Hey, remember when we talked about how Massachusetts was pretty much just a shitty theocracy? Well, some schmuck named Roger Williams thought so too. Good old Roger was banished from Massachusetts around 1636 for having the opinion that maybe a bunch of self-righteous super religious asshats shouldn’t be in charge of everything. Having nowhere else to go, Roger led a group of people who agreed with him south into land and founded both the first Baptist church in America as well as a new colony that was supposed to be totally down with religious tolerance and the separation of church and state. Roger was a big proponent of trying to not be total dicks to the natives, which is why he paid money for the property he took, even though money and individual property ownership weren’t really things the natives understood, which is why they later burned his house down.
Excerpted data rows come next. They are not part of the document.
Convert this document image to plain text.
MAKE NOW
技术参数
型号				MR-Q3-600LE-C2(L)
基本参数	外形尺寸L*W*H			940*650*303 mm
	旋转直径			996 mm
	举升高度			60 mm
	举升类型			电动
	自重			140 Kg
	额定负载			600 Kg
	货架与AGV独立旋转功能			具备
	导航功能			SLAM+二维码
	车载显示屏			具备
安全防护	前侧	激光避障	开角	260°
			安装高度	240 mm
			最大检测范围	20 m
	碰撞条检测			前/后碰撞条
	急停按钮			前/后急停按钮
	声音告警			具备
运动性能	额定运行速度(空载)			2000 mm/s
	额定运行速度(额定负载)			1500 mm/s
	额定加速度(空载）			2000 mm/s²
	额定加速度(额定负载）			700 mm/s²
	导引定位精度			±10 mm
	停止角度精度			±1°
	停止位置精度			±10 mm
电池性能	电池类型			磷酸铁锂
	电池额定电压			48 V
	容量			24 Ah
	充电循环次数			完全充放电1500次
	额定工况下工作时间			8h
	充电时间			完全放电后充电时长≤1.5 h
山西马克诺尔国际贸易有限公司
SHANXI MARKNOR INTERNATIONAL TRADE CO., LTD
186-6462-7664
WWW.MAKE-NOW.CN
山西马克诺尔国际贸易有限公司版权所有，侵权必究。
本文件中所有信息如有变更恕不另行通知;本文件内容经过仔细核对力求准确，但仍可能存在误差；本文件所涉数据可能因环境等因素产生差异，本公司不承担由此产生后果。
It’s probably a good thing your people weren’t tied down by religious morals Rhode Island. It allowed them to make a butt ton of money distilling rum, which was then taken to Africa to buy slaves, who were then taken to the Caribbean to grow sugar, which was then taken to Rhode Island to make rum. While every state around you was questioning whether or not slavery was a good thing, you just went in whole hog. Hell, you’re maritime ships kept up the slave trade from Africa long after it became illegal, and you didn’t officially abolish slavery until 1843. Great job Rhode Island.
Given how much of your early history involved slavery Rhode Island, it’s amazing how on top of shit you were when it came to your own freedom. You were the first state to declare its independence from England, but was then the last one to agree to sign the constitution, only giving in when all of the other states threatened to beat your ass and tax the shit out any trade goods passing through you. After that you kind of just disappeared from history, pretty much just being a weird cousin that people sometimes talk about but nobody ever goes to visit. This probably has something to with the fact that for a good chunk of the nineteenth century every time somebody got sick you’d blame it on vampires, which is just plain weird.
I don’t even know what to make of you today Rhode Island. Any more you’re mostly known for being full of a bunch of rich people’s so-called summer homes. With all these rich people around you’d think you would be a bit fancier, but you’re not. I mean crap, when you’re 350th birthday came along, you celebrated it by holding a free concert at the airport. Real classy. I’ll say it again, take a crap in a hat Rhode Island.